Sackman, Erickson, and Grant were measuring performance of a group of experienced programmers. Within just this group the ratios between the best and worst performances averaged about 10:1 on productivity measurements and an amazing 5:1 on program speed and space measurements!
Conceptual integrity is the most important consideration in system design. It is better to have a system omit certain anomalous features and improvements, but to reflect one set of design ideas, than to have one that contains many good but independent and uncoordinated ideas.
The separation of architectural effort from implementation is a very powerful way of getting conceptual integrity on very large projects.
The general tendency is to over-design the second system, using all the ideas and frills that were cautiously sidetracked on the first one.
The management question, therefore, is not whether to build a pilot system and throw it away. You will do that. The only question is whether to plan in advance to build a throwaway, or to promise to deliver the throwaway to customers.
Program building is an entropy-decreasing process, hence inherently metastable. Program maintenance is an entropy-increasing process, and even its most skillful execution only delays the subsidence of the system into unfixable obsolescence.
Chemical engineers learned long ago that a process that works in the laboratory cannot be implemented in a factory in only one step.
First, we must observe that the anomaly is not that software progress is so slow but that computer hardware progress is so fast. No other technology since civilization began has seen six orders of magnitude price-performance gain in 30 years.

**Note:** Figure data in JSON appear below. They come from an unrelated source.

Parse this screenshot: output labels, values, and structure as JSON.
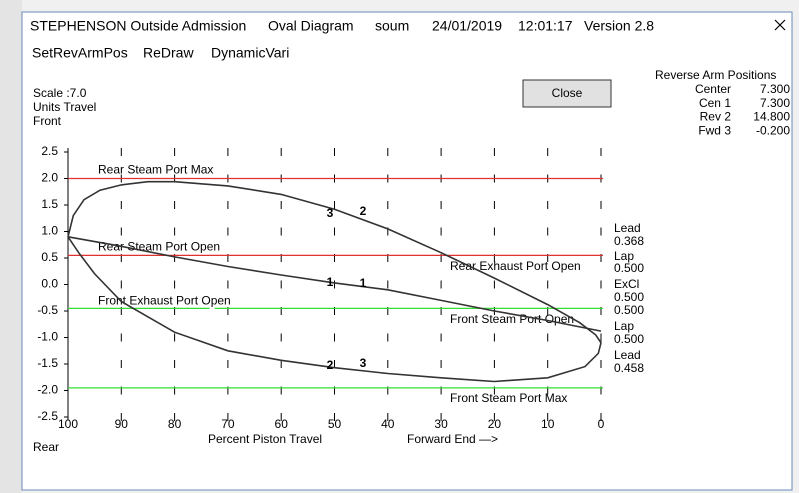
{
  "title_bar": [
    "STEPHENSON Outside Admission",
    "Oval Diagram",
    "soum",
    "24/01/2019",
    "12:01:17",
    "Version 2.8"
  ],
  "menu": [
    "SetRevArmPos",
    "ReDraw",
    "DynamicVari"
  ],
  "close_button": "Close",
  "reverse_arm": {
    "title": "Reverse Arm Positions",
    "rows": [
      [
        "Center",
        "7.300"
      ],
      [
        "Cen 1",
        "7.300"
      ],
      [
        "Rev 2",
        "14.800"
      ],
      [
        "Fwd 3",
        "-0.200"
      ]
    ]
  },
  "chart_data": {
    "type": "line",
    "scale_label": "Scale :7.0",
    "units_label": "Units Travel",
    "top_label": "Front",
    "bottom_label": "Rear",
    "x_label": "Percent Piston Travel",
    "x_label_right": "Forward End —>",
    "xlim": [
      100,
      0
    ],
    "ylim": [
      -2.5,
      2.5
    ],
    "xticks": [
      100,
      90,
      80,
      70,
      60,
      50,
      40,
      30,
      20,
      10,
      0
    ],
    "yticks": [
      2.5,
      {
        "value": 2,
        "label": "2.0"
      },
      1.5,
      {
        "value": 1,
        "label": "1.0"
      },
      0.5,
      {
        "value": 0,
        "label": "0.0"
      },
      -0.5,
      {
        "value": -1,
        "label": "-1.0"
      },
      -1.5,
      {
        "value": -2,
        "label": "-2.0"
      },
      -2.5
    ],
    "grid": true,
    "hlines": [
      {
        "value": 2.0,
        "label": "Rear Steam Port Max",
        "color": "#e03030",
        "label_side": "left"
      },
      {
        "value": 0.55,
        "label": "Rear Steam Port Open",
        "color": "#e03030",
        "label_side": "left"
      },
      {
        "value": -0.45,
        "label": "Front Exhaust Port Open",
        "color": "#33dd33",
        "label_side": "left"
      },
      {
        "value": -1.95,
        "label": "Front Steam Port Max",
        "color": "#33dd33",
        "label_side": "right"
      }
    ],
    "side_notes": [
      "Rear Exhaust Port Open",
      "Front Steam Port Open"
    ],
    "right_labels": [
      "Lead",
      "0.368",
      "Lap",
      "0.500",
      "ExCl",
      "0.500",
      "0.500",
      "Lap",
      "0.500",
      "Lead",
      "0.458"
    ],
    "curve_labels": [
      "3",
      "2",
      "1",
      "1",
      "2",
      "3"
    ],
    "series": [
      {
        "color": "#333333",
        "x": [
          100,
          99,
          97,
          94,
          90,
          85,
          80,
          70,
          60,
          50,
          40,
          30,
          20,
          10,
          4,
          1,
          0,
          0.5,
          3,
          10,
          20,
          30,
          40,
          50,
          60,
          70,
          80,
          90,
          95,
          98,
          100
        ],
        "values": [
          0.9,
          1.3,
          1.6,
          1.78,
          1.88,
          1.94,
          1.94,
          1.86,
          1.7,
          1.42,
          1.05,
          0.6,
          0.12,
          -0.38,
          -0.72,
          -0.95,
          -1.1,
          -1.3,
          -1.55,
          -1.76,
          -1.83,
          -1.76,
          -1.68,
          -1.57,
          -1.43,
          -1.25,
          -0.9,
          -0.32,
          0.2,
          0.6,
          0.9
        ]
      },
      {
        "color": "#333333",
        "x": [
          100,
          90,
          80,
          70,
          60,
          50,
          40,
          30,
          20,
          10,
          0
        ],
        "values": [
          0.9,
          0.72,
          0.52,
          0.34,
          0.18,
          0.03,
          -0.1,
          -0.3,
          -0.5,
          -0.68,
          -0.88
        ]
      }
    ]
  }
}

Coding is “90 percent finished” for half of the total coding time. Debugging is “99 percent complete” most of the time.
The complexity of software is an essential property, not an accidental one. Hence descriptions of a software entity that abstract away its complexity often abstract away its essence.
Study after study shows that the very best designers produce structures that are faster, smaller, simpler, cleaner, and produced with less effort. The differences between the great and the average approach an order of magnitude.

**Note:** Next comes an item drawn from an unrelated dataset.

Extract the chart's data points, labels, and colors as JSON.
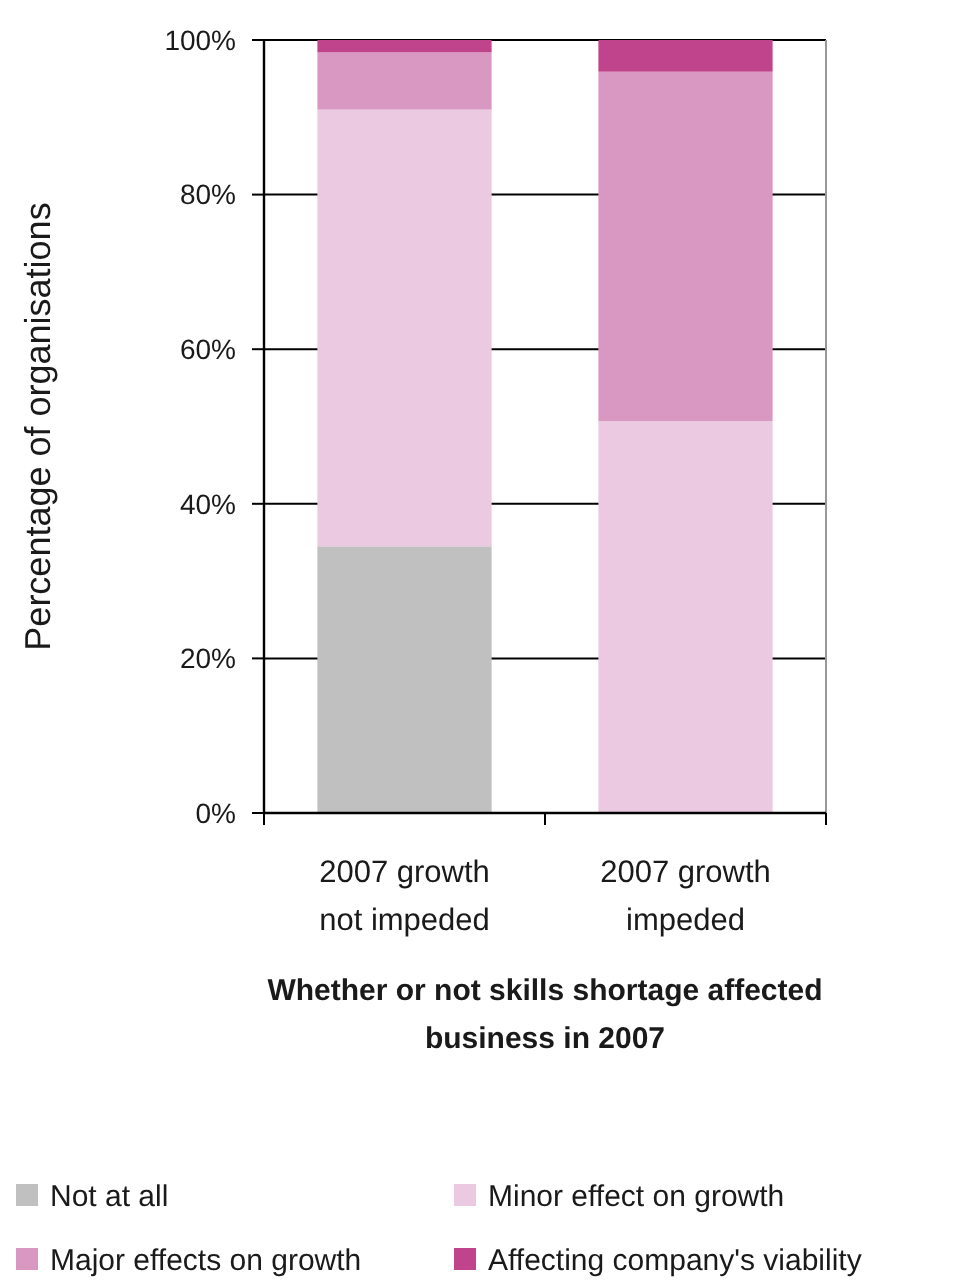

A programming systems product takes about nine times as much effort as the component programs written separately for private use.

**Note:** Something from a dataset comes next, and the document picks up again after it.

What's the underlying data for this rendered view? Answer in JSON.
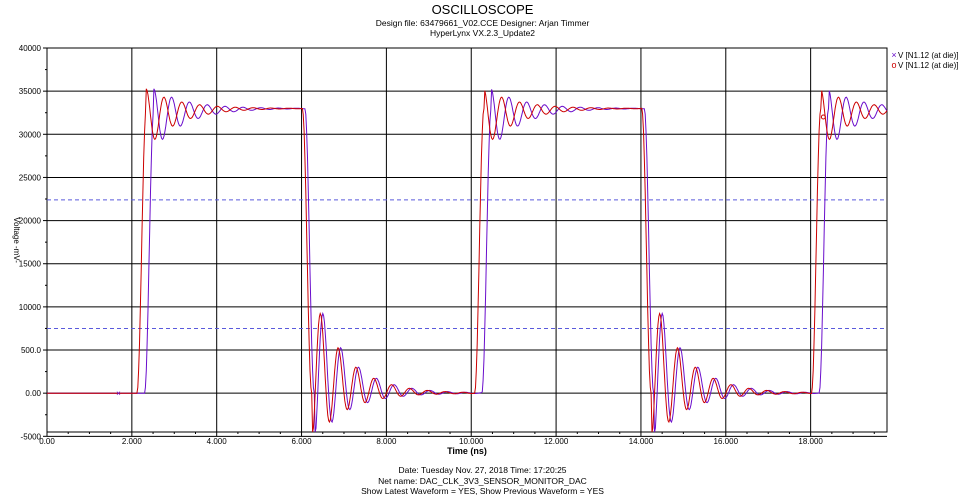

My rule of thumb is 1/3 of the schedule for design, 1/6 for coding, 1/4 for component testing, and 1/4 for system testing.
First, my wife, my colleagues, and my editors find me to err far more often in optimism than in pessimism. I am, after all, a programmer by background, and optimism is an occupational disease of our craft.
Because we are uncertain about our scheduling estimates, we often lack the courage to defend them stubbornly against management and customer pressure.
Adding people to a software project increases the total effort necessary in three ways: the work and disruption of repartitioning itself, training the new people, and added intercommunication.
Very good professional programmers are ten times as productive as poor ones, at same training and two-year experience level.
Programming increases goes as a power of program size.
All repairs tend to destroy structure, to increase the entropy and disorder of a system.
The fundamental problem with program maintenance is that fixing a defect has a substantial (20-50 percent) chance of introducing another. So the whole process is two steps forward and one step back.
One must assume that there will be lots of bugs, and plan an orderly procedure for snaking them out.
To achieve conceptual integrity, a design must proceed from one mind or a small group of agreeing minds.
Maintenance cost is strongly affected by the number of users. More users find more bugs.